Tuesday, June 26, 2012

Reserving my right to a monogamous fuck.

It's self explanatory.
Basically, I screwed around with three guys in 24 hours sometime early last week.
I didn't think I would post that, but this is a reveal-all, tell-all blog so I'm living up to that statement.
Judge me if you will, that's cool, I accept it. I'm not proud of what I did, and I'm beating myself right the fuck up for it too, but hey, you gotta sacrifice some things, like your dignity, to realize where your head really needs to be.

I have absolute butterflies for this guy, I mean damn, he makes me giddy. I haven't smiled this way just thinking about someone in a LONG TIME. He doesn't deserve a dumb bitch like me, but I'm not down to lose him right now because he may just be my saving grace of the summer. If I could have a guy like him forever and for always, I wouldn't complain, but just having him for two more months will suffice and I'm not down for giving him up just because I dun' goofed.
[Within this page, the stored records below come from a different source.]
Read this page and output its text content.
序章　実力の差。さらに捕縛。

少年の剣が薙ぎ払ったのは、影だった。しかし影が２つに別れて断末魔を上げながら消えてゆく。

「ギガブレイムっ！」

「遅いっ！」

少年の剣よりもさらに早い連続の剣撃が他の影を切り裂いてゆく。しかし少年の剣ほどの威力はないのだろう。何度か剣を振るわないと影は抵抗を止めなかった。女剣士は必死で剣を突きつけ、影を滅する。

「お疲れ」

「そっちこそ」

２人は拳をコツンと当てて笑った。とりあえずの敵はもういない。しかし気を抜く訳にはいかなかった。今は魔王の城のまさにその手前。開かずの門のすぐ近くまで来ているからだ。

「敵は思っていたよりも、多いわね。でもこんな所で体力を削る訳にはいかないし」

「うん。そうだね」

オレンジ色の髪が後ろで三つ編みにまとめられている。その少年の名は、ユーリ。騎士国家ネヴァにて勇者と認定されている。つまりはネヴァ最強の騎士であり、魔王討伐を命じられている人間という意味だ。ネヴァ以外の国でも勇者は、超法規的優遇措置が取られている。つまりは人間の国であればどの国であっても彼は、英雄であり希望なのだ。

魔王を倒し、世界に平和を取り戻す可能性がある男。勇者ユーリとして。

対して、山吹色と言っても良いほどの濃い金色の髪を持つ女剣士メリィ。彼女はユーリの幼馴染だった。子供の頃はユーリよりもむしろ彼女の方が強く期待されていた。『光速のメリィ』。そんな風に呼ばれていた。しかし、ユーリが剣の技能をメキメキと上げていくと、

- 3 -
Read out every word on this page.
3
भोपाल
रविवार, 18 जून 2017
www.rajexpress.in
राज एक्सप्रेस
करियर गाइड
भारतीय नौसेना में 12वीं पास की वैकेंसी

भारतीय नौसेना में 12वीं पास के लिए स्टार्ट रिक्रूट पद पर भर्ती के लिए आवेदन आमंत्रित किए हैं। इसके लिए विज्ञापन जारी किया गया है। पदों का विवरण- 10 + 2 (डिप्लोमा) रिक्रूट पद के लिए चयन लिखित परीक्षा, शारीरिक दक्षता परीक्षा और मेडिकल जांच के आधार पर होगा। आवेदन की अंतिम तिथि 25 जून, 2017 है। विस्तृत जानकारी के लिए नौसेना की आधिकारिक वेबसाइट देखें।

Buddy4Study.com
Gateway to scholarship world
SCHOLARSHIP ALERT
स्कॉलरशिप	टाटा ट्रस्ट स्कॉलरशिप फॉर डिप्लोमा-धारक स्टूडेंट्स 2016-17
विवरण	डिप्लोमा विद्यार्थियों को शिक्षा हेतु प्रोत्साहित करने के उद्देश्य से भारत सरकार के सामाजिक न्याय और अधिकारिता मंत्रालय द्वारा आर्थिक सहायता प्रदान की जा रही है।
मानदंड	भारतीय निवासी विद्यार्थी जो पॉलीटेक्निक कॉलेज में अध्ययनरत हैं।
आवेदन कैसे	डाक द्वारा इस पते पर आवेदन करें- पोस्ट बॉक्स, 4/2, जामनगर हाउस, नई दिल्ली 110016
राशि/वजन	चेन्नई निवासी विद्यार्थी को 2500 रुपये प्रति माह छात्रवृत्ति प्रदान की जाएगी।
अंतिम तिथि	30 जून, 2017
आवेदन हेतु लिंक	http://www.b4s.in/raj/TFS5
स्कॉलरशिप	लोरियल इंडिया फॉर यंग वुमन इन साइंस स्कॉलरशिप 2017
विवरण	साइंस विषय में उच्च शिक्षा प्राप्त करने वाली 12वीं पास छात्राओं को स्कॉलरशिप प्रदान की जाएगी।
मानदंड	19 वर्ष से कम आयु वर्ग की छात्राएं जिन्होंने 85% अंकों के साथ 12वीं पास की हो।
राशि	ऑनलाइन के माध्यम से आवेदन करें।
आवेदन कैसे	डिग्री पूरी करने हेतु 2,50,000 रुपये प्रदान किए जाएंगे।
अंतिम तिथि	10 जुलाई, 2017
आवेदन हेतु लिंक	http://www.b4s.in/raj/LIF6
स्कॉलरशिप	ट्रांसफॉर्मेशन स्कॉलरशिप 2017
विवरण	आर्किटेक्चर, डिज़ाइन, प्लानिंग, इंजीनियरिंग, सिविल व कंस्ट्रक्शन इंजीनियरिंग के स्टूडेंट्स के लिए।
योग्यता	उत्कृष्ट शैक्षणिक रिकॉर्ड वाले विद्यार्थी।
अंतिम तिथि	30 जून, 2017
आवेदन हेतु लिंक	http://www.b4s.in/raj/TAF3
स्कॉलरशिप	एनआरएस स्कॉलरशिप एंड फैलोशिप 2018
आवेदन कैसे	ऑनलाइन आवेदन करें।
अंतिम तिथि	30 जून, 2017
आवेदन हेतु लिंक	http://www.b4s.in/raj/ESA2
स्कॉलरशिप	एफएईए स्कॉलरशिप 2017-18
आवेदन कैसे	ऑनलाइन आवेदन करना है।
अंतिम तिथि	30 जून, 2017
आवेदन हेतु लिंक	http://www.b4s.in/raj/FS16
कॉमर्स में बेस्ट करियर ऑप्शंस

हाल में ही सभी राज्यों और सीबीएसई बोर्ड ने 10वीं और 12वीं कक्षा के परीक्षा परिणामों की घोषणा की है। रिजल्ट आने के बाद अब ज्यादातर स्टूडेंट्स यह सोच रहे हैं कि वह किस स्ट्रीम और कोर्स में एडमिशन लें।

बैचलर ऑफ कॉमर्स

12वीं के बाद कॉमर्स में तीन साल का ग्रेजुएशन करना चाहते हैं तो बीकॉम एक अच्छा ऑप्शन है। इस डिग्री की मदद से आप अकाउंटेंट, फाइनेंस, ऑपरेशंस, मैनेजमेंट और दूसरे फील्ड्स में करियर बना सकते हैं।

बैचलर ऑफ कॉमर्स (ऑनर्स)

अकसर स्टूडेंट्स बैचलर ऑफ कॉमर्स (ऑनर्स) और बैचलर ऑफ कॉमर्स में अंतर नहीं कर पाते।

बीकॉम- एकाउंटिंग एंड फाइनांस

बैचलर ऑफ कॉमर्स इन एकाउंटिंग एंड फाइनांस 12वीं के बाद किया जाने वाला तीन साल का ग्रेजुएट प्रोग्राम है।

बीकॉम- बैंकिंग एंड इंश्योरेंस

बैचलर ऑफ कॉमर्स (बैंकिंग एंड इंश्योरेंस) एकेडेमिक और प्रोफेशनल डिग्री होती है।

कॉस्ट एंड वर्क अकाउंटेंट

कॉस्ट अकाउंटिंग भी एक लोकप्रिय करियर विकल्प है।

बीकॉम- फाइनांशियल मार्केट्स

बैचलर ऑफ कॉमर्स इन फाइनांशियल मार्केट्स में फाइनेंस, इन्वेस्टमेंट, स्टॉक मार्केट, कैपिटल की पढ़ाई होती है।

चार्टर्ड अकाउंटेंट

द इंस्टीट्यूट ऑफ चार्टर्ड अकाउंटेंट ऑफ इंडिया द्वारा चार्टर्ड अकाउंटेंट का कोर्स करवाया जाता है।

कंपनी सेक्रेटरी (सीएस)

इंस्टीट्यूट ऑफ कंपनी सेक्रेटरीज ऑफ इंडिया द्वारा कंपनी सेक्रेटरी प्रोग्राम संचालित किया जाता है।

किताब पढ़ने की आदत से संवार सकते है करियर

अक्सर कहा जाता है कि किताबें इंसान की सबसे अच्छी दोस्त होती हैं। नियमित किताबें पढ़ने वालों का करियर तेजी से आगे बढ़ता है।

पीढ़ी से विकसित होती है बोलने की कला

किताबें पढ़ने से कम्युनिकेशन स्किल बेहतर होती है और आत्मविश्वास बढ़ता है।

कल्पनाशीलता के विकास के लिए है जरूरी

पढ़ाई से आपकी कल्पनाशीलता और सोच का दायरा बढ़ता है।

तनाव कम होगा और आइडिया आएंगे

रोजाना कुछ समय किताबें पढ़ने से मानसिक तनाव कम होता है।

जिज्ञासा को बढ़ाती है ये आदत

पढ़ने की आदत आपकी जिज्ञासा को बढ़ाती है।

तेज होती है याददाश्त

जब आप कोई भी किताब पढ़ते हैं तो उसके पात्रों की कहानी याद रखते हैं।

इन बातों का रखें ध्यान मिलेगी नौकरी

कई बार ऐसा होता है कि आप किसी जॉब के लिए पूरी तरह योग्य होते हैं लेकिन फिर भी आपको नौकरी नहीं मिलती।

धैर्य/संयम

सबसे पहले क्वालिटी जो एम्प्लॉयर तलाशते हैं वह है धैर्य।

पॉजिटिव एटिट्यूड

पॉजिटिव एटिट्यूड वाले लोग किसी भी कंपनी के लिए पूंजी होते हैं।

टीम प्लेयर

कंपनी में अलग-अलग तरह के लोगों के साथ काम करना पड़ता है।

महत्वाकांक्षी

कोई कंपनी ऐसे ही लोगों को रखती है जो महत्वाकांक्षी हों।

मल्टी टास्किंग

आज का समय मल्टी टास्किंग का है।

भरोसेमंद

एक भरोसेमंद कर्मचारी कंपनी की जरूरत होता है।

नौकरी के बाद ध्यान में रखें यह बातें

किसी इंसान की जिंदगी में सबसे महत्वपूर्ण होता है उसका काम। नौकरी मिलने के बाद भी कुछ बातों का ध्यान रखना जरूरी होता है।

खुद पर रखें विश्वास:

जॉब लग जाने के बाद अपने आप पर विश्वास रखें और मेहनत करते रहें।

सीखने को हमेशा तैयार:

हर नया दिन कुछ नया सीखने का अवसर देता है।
I don't know how to apologize to him because I haven't told him about what happened and to be honest, I don't think I will. I doubt he even reads this blog because I've never talked about this with him before and he's never mentioned it. I really hope he doesn't see this anytime soon.. or ever.

Anyway, the whole point of that was getting it off my chest and putting down in writing that I'm not going to go around making out with randoms or having affairs with exes because there's a guy who I like and really care about and I think...just maybe...it might hurt him to ever find out what I did.

So to the guy I like, although you may never read this, I'm really sorry. I do, I really really do care so much about you. I love our friendship way too much to ruin it by philandering the rest of my summer and I didn't mean to do what I did to intentionally cause harm to you. I know it looks like I'm toying with you, but I'm not. You're better than my thoughtless actions gave way and it took me a shoe-less walk down Queen Street to realize that you really care about me the way you say you do.. I'm not gonna risk doing stupid shit anymore and even though we're not dating or even ever planning to date, I know, just by the way you kiss me, that you would be happier knowing I was just yours for the summer. So here she is, the monogamous summer I promised you. I'm sorry; and knowing you'll never read this, I hope that in the subconscious dream world of astral cosmic existences, we'll somehow find each other so you can forgive me and forget about the entirety of it in your wake. I like you, a lot; and hey, I'm pretty crazy about you too.